Developed by Sun Microsystems, Java is a very powerful, object-oriented language. A lot many platform dependency issues have been ironed out with the advent of Java. Thus, Java programs for Unix can be made to run on Windows or the Mac system with little or no effort. Much development is taking place on the Java front with new arrivals like Java Beans, Extended Java Beans, and Java applications for various databases and XML. Using Java servlets one can also develop dynamic Java Server Pages (JSP).

Java can also be seen on the Internet in the form of applets embedded in an HTML page. Applets are small Java programs that run on a Java compatible browser.

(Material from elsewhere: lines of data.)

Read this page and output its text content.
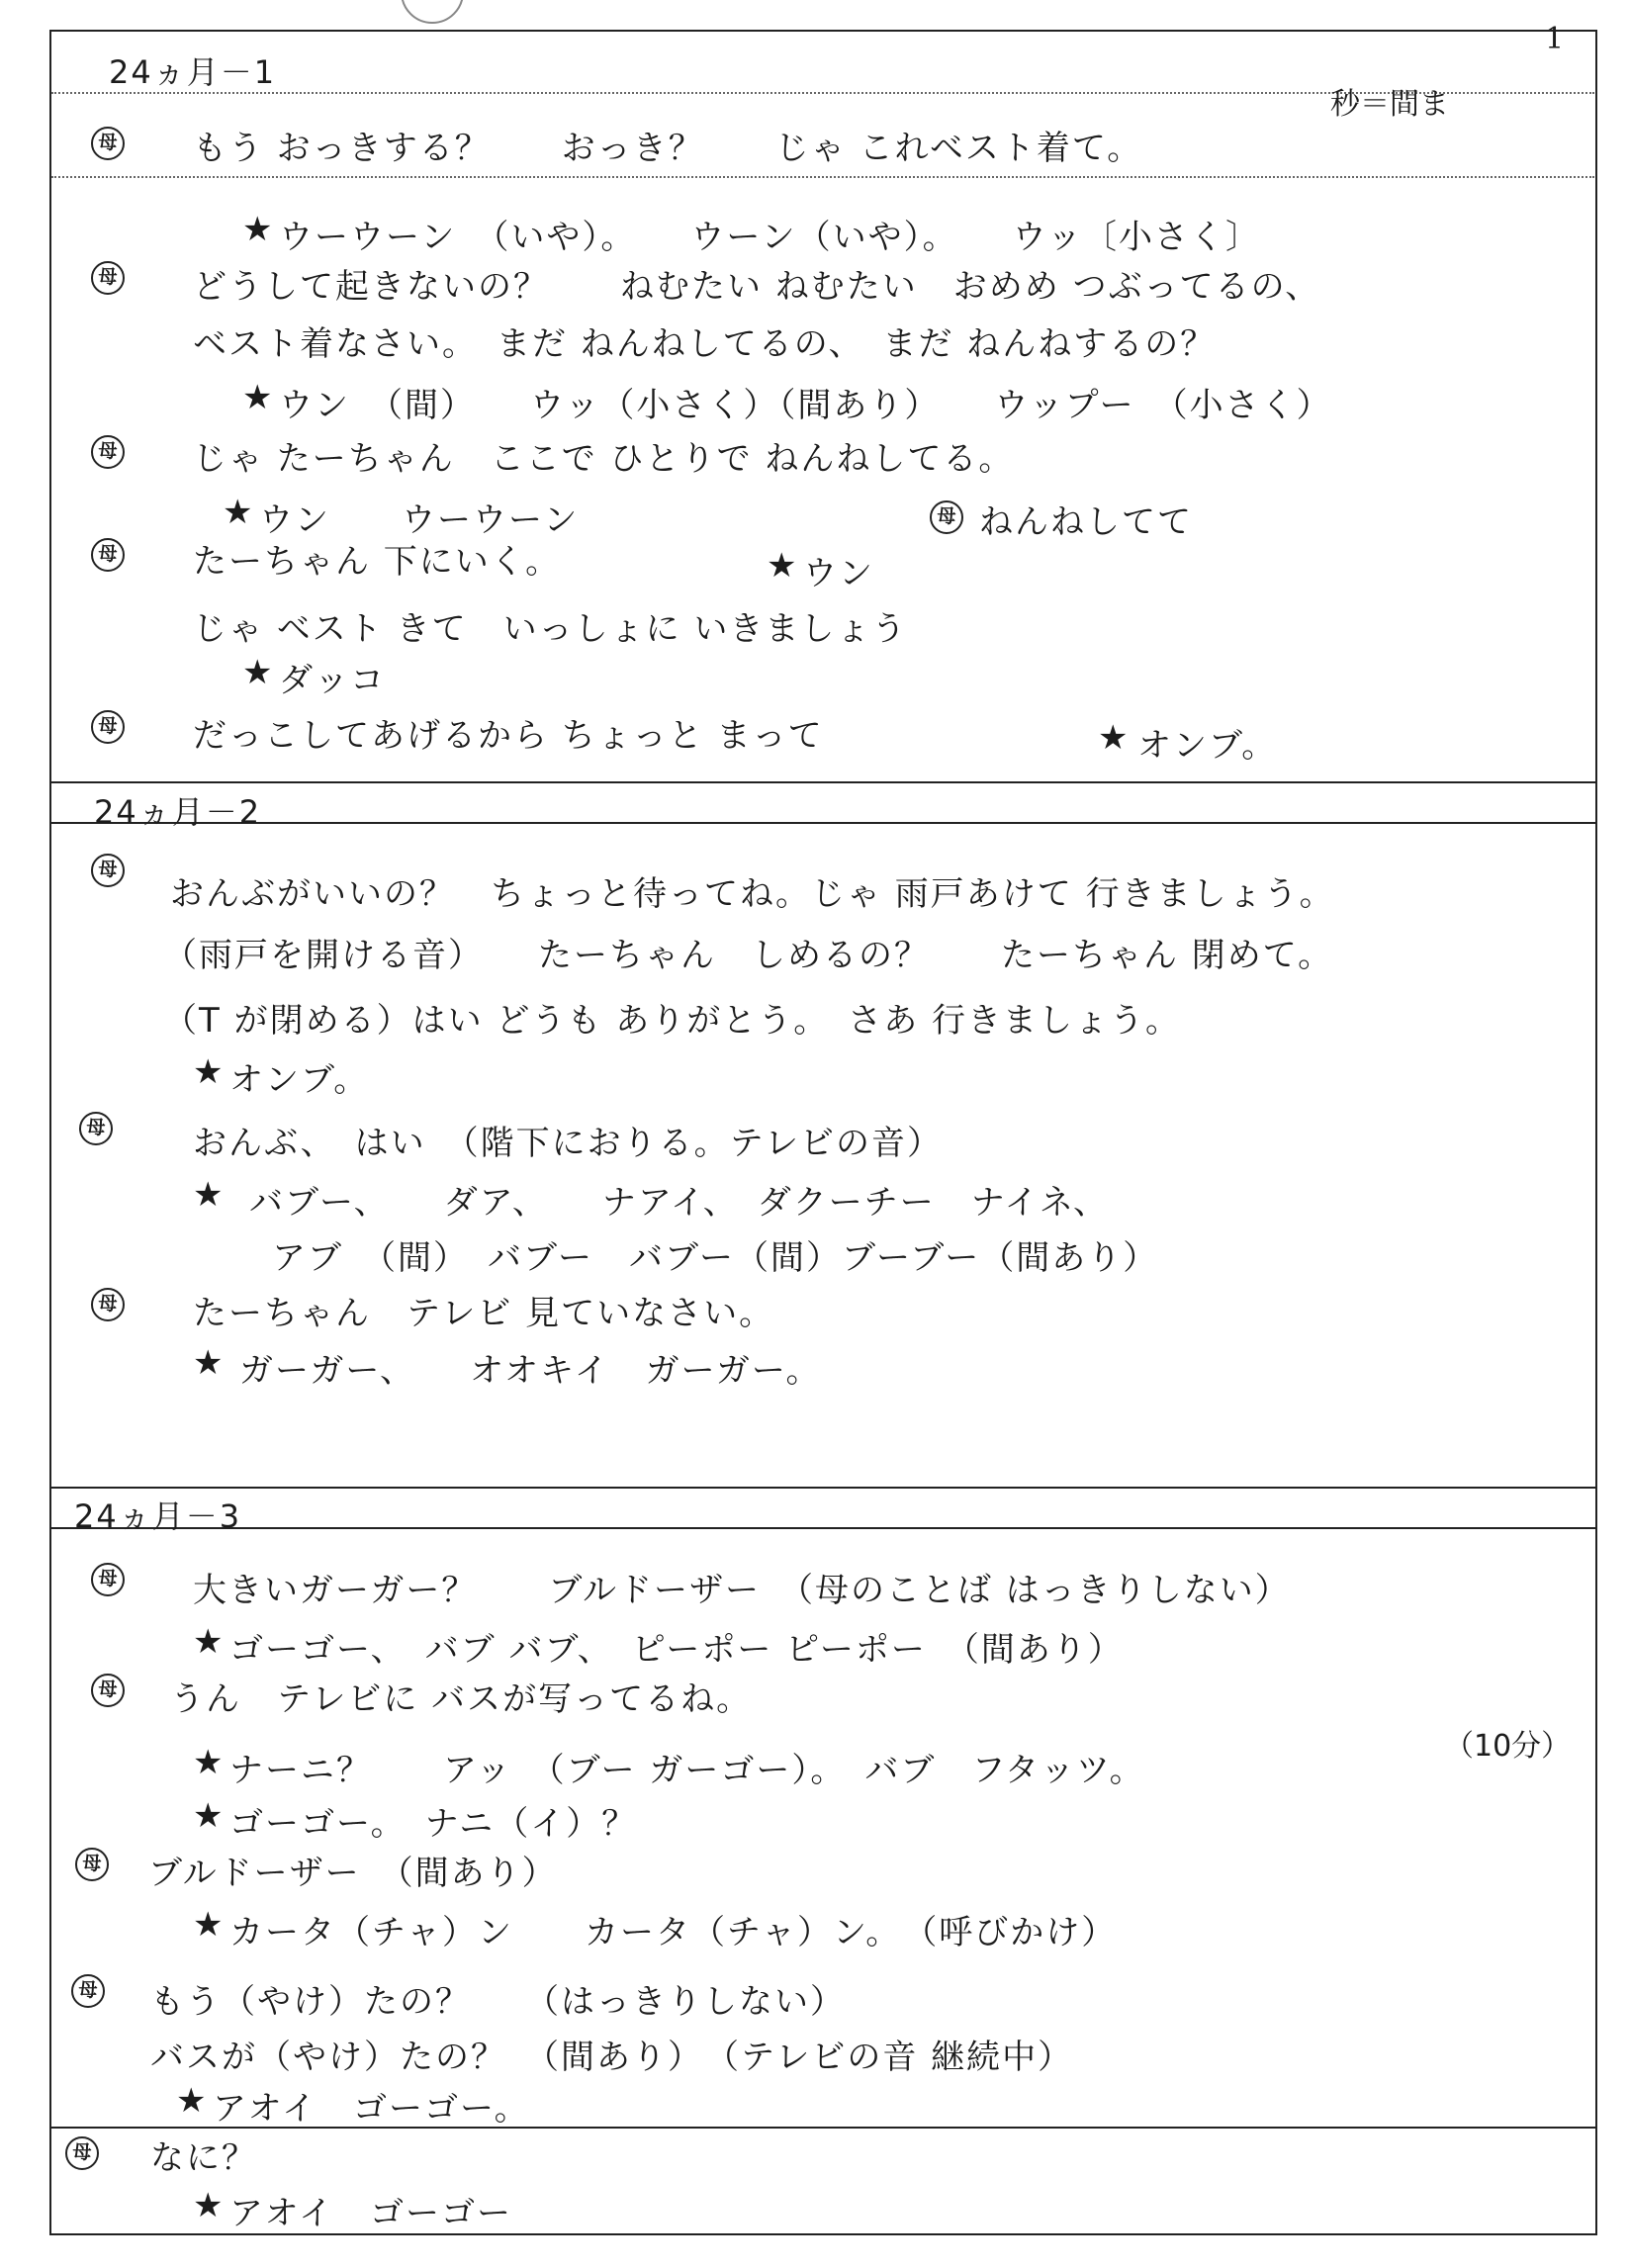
1
秒＝間ま
24ヵ月－1
母 もう おっきする？　　おっき？　　じゃ これベスト着て。
ウーウーン　（いや）。　　ウーン（いや）。　　ウッ〔小さく〕
母 どうして起きないの？　　ねむたい ねむたい　おめめ つぶってるの、
ベスト着なさい。　まだ ねんねしてるの、　まだ ねんねするの？
ウン　（間）　　ウッ（小さく）（間あり）　　ウップー　（小さく）
母 じゃ たーちゃん　ここで ひとりで ねんねしてる。
ウン　　ウーウーン	母 ねんねしてて
母 たーちゃん 下にいく。	ウン
じゃ ベスト きて　いっしょに いきましょう
ダッコ
母 だっこしてあげるから ちょっと まって	オンブ。
★
★
★
★
★
★
24ヵ月－2
母
おんぶがいいの？　ちょっと待ってね。じゃ 雨戸あけて 行きましょう。
（雨戸を開ける音）　　たーちゃん　しめるの？　　たーちゃん 閉めて。
（T が閉める）はい どうも ありがとう。　さあ 行きましょう。
オンブ。
母	おんぶ、　はい　（階下におりる。テレビの音）
バブー、　　ダア、　　ナアイ、　ダクーチー　ナイネ、
アブ　（間）　バブー　バブー（間）ブーブー（間あり）
母 たーちゃん　テレビ 見ていなさい。
ガーガー、　　オオキイ　ガーガー。
★
★
★
24ヵ月－3
母 大きいガーガー？　　ブルドーザー　（母のことば はっきりしない）
ゴーゴー、　バブ バブ、　ピーポー ピーポー　（間あり）
母 うん　テレビに バスが写ってるね。
（10分）
ナーニ？　　アッ　（ブー ガーゴー）。　バブ　フタッツ。
ゴーゴー。　ナニ（イ）？
母 ブルドーザー　（間あり）
カータ（チャ）ン　　カータ（チャ）ン。　（呼びかけ）
母 もう（やけ）たの？　　（はっきりしない）
バスが（やけ）たの？　（間あり）　（テレビの音 継続中）
アオイ　ゴーゴー。
母 なに？
アオイ　ゴーゴー
★
★
★
★
★
★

VBScript is a client-based language that runs only on the Internet Explorer and quite naturally, has been developed by Microsoft. Though, the browser market share of Internet Explorer has steadily risen and overtaken that of Netscape, it is still not advisable to use VBScript as a client side language for web pages. I would prefer to use Javascript (or JScript, if you like) as it runs on all popular web browsers – Netscape, Opera, Mozilla and the Internet Explorer. However, VBScript is very often used for developing Active Server Pages (discussed below).

ASP – Active Server Pages

Active Server Pages is a technology promoted by Microsoft. The ASP utilizes some special tags, which can be embedded in the HTML code, to generate dynamic web pages. ASP scripts run on the server, typically, IIS on Windows NT. ASP pages carry the .asp extension that differentiates them from plain HTML pages and instructs the web server to pass the pages through the ASP interpreter. You can use VBScript, Javascript/Jscript or a combination of the two to write ASP pages. The great advantage in using ASP is the ease of maintenance of the web site. However, the downslide is that you become too dependent on Microsoft technologies.

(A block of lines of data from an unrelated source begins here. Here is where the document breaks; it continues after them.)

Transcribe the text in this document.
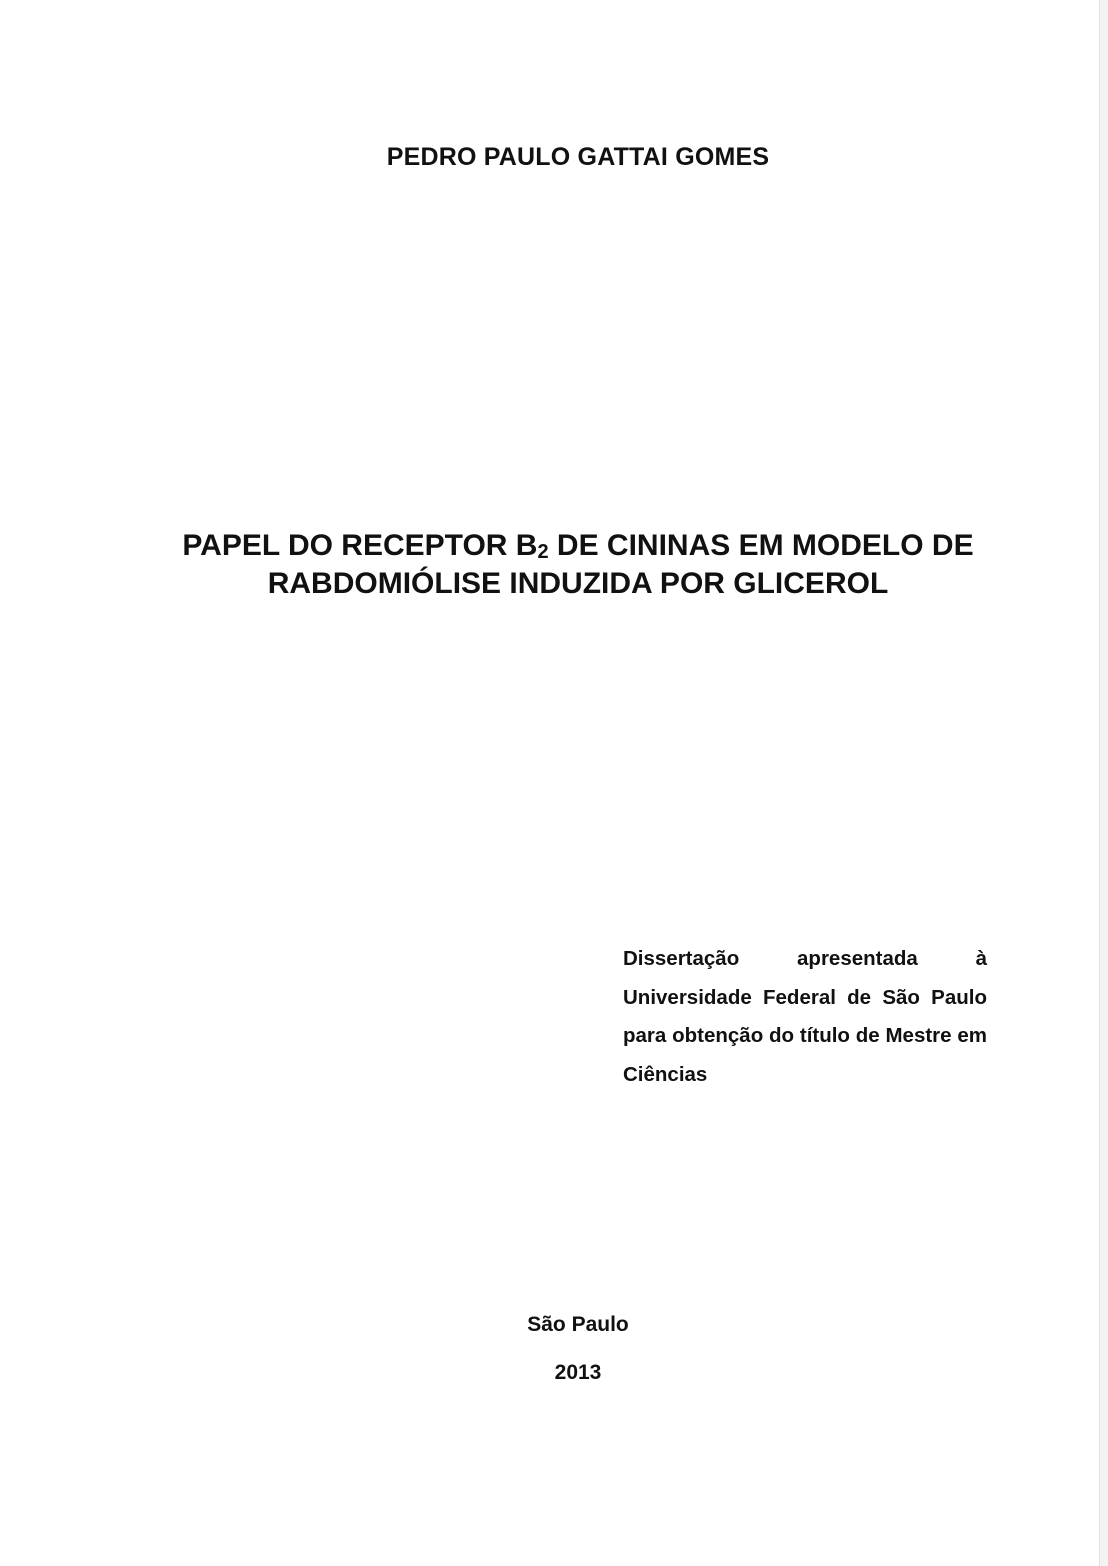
PEDRO PAULO GATTAI GOMES
PAPEL DO RECEPTOR $B_2$ DE CININAS EM MODELO DE RABDOMIÓLISE INDUZIDA POR GLICEROL

Dissertação apresentada à Universidade Federal de São Paulo para obtenção do título de Mestre em Ciências

São Paulo
2013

Open source, great development environment – PHP is a cult. This has been the answer of open source programmers to Microsofts ASP. PHP not only carries all the goodness of ASP but also is more secure and handles databases more easily. It is a known fact that PHP on Apache Web server runs faster than ASP. PHP code is embedded inside the HTML page and can link to databases to generate dynamic HTML content. Furthermore, PHP scripts can be made to run on any operating system with little or no modification.

XML – eXtensible Markup Language

The eXtensible Markup Language is a web page developing language that enables programmers to create customized tags. These customized tags can provide the much-needed functionality not available with HTML. XML documents can be accessed using JSP, PHP etc.

There are several other languages on the Internet such as Perl, Python, VRML (Virtual Reality modeling Language), awk etc., which I have not discussed here. You can search for them on your favorite search engine.